Some more significant framing. This is the dresser/closet frame for the rear bed. It’ll get some slider doors for access, and probably some sort of birch wood finish paneling. The full size murphy bed folds up against this.

Water tank ideas

I got 4x 46 gallon water tanks. The dimensions are not exactly what I hoped for, but I think I can squeeze them in. I originally wanted to hang them centerline on the frame cross members but I can’t wedge them in there with the luggage bay. I’d have to cut a big hole somewhere.

So, I’ll make lemonade from the lemons and build a set of support brackets for the ends of the tanks, and some heavy channel between them. I’ll be able to insulate the tanks with 2″ of foam. I’ll probably get some tank heater panels too.

Shower stall drain

I have officially drilled my first hole through the floor.

Doesn’t look like much but that’s a 4.5 inch hole all the way into the basement compartment. Locating that is a big deal because plumbing.

Anyway, framing up a slim steel support box for shower stall, that will dictate kitchen cabinets, etc.

I also pulled the entire frame cover panel in the underbay, there is as much room in there as I had hoped. There was a lot of dirt too.

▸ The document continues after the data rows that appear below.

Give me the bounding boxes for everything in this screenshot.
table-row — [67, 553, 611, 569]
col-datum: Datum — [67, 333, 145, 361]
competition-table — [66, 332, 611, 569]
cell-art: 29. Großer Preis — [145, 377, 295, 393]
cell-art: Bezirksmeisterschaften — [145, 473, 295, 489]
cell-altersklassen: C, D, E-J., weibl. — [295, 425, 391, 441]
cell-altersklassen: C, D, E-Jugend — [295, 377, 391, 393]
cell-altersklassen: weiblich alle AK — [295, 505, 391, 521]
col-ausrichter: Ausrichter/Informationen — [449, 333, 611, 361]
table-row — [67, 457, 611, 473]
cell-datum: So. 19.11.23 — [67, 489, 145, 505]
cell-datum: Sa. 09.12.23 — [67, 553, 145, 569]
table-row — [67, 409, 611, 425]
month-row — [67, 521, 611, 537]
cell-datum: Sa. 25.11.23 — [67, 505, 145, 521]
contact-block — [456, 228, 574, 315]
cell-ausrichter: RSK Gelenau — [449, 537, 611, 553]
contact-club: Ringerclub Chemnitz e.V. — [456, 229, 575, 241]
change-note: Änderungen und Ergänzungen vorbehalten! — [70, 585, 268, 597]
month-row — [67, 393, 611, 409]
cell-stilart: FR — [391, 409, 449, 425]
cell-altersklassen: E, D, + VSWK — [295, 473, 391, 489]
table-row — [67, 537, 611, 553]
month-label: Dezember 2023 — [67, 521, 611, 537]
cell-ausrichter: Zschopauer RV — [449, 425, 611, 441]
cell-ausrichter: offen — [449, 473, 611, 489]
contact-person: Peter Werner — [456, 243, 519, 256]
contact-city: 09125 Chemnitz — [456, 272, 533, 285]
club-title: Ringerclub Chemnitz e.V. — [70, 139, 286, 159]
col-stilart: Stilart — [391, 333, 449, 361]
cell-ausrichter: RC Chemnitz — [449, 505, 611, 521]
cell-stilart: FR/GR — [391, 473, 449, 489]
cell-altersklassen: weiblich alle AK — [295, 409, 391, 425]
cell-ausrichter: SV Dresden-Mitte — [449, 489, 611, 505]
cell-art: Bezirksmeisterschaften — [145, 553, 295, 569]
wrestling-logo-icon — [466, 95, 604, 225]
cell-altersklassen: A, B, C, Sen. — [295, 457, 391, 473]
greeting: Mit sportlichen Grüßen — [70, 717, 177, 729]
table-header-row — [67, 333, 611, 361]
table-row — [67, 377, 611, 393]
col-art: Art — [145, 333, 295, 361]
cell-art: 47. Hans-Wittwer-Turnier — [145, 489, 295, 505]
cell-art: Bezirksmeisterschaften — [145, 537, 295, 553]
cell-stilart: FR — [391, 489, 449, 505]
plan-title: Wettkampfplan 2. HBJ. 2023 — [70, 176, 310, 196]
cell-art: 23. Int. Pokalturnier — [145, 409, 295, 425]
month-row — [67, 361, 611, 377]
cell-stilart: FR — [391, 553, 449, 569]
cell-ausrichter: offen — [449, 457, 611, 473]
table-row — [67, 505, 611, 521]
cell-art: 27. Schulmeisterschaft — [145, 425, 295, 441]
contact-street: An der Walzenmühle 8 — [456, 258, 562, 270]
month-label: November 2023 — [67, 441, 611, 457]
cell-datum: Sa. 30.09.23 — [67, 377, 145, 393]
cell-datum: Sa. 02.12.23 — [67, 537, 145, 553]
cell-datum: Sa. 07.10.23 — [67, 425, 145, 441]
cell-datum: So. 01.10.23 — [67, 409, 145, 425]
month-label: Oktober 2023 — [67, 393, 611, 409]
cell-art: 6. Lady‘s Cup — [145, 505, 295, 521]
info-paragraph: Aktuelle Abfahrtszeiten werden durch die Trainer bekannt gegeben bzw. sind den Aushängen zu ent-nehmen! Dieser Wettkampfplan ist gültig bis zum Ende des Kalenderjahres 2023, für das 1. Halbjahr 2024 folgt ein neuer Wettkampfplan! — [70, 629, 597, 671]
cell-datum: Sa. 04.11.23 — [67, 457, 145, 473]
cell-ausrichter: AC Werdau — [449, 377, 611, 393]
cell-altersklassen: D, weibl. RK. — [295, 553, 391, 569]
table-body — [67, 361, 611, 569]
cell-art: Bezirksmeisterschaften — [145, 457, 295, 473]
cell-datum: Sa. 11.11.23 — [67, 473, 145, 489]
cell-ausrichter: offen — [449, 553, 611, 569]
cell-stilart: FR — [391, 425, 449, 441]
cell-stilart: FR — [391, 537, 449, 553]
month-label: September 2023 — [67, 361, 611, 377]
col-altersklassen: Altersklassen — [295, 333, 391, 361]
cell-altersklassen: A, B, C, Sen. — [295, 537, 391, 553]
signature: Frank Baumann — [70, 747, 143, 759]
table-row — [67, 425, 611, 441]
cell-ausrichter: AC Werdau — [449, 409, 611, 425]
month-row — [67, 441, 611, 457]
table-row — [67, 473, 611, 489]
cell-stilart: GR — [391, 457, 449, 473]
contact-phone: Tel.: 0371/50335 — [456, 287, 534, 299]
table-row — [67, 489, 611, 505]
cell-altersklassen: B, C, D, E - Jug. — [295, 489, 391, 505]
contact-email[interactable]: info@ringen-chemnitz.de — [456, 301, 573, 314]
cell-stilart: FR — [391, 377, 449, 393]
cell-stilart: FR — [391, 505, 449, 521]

Windows – I can see the rain

Got all the windows installed, now I’m kickin mah feet up for a few minutes. Its cozy in here, raining outside. Eventually I’ll insulate that door, but for now its fine. I think in the coming weeks I’ll get the kitchen systems built.

Basically, a couple counter height custom metal cabinets with drawers, and a full height full depth pull out pantry. If there were a reason to leave your chair rail in the bus and not destroy it, this would be a compelling reason not to.

 

Some window installation details

No, not that kind of windows installation.

That’s more like it.

I suppose you could buy some zero depth rings and attach to the skin directly, but it would be a disaster if you had to remove the window later (lots of interior disassembly)

This method isn’t as easy as removing the trim ring and popping the frame, but its not bad – just drill some rivets out. Matching up the old holes with a new frame might be hilarious, hopefully I never find out.

I also believe that riveting the frames is a lot stronger, which is befitting of a skoolie.

Note that I didn’t use the beauty washers in the final install because I determined that would be dumb on my part.

Cut the window hole, these are 3″ radius. Try to always cut a little small. On a few I used a flapdisc grinder to enlarge the hole an additional 1/16″ or so on a couple.

After the frame fits flat against skin you are ready to install.
Mark holes in frame in a pleasing and mechanically sound pattern. Make sure your holes are to the outside edge enough.

Drill holes in frame, while not on vehicle.

Place window in hole (now with mounting holes drilled in frame)

Check alignment around hole so you catch the steel on all sides.

Using existing frame holes, drill the top and bottom ones through vehicle, and hold window in place with clecos.

Continue drilling the rest of the windows, adjacent to your last clecos until done. That way alignment is close.

Pull window out again, and prep window frame with butyl tape. It should cover the entire flange of the frame.

Prep vehicle side by ensuring paint is clean and defect free. Use some zinc cold galv spray from inside and coat edge of sheet metal and each hole drilled. Let it dry (just a few min)

Place window in hole with butyl tape, it will stick so make sure its right.
Reinstall clecos to hold window in place.

Wait 10 minutes. The clecos will apply pressure to the window frame against the butyl tape, squeezing it out. This ensures a positive seating without gaps. Do not rush.

After butyl oozes install rivets. I used a sealing/anti galvanic compound swizzled onto each rivet grip. Install rivets.

If you didn’t spring for expensive waterproof rivets, let everything dry up a bit and clean it well (remove excess butyl and rivet sealant) then seal the hole of each rivet with something robust, like sikaflex.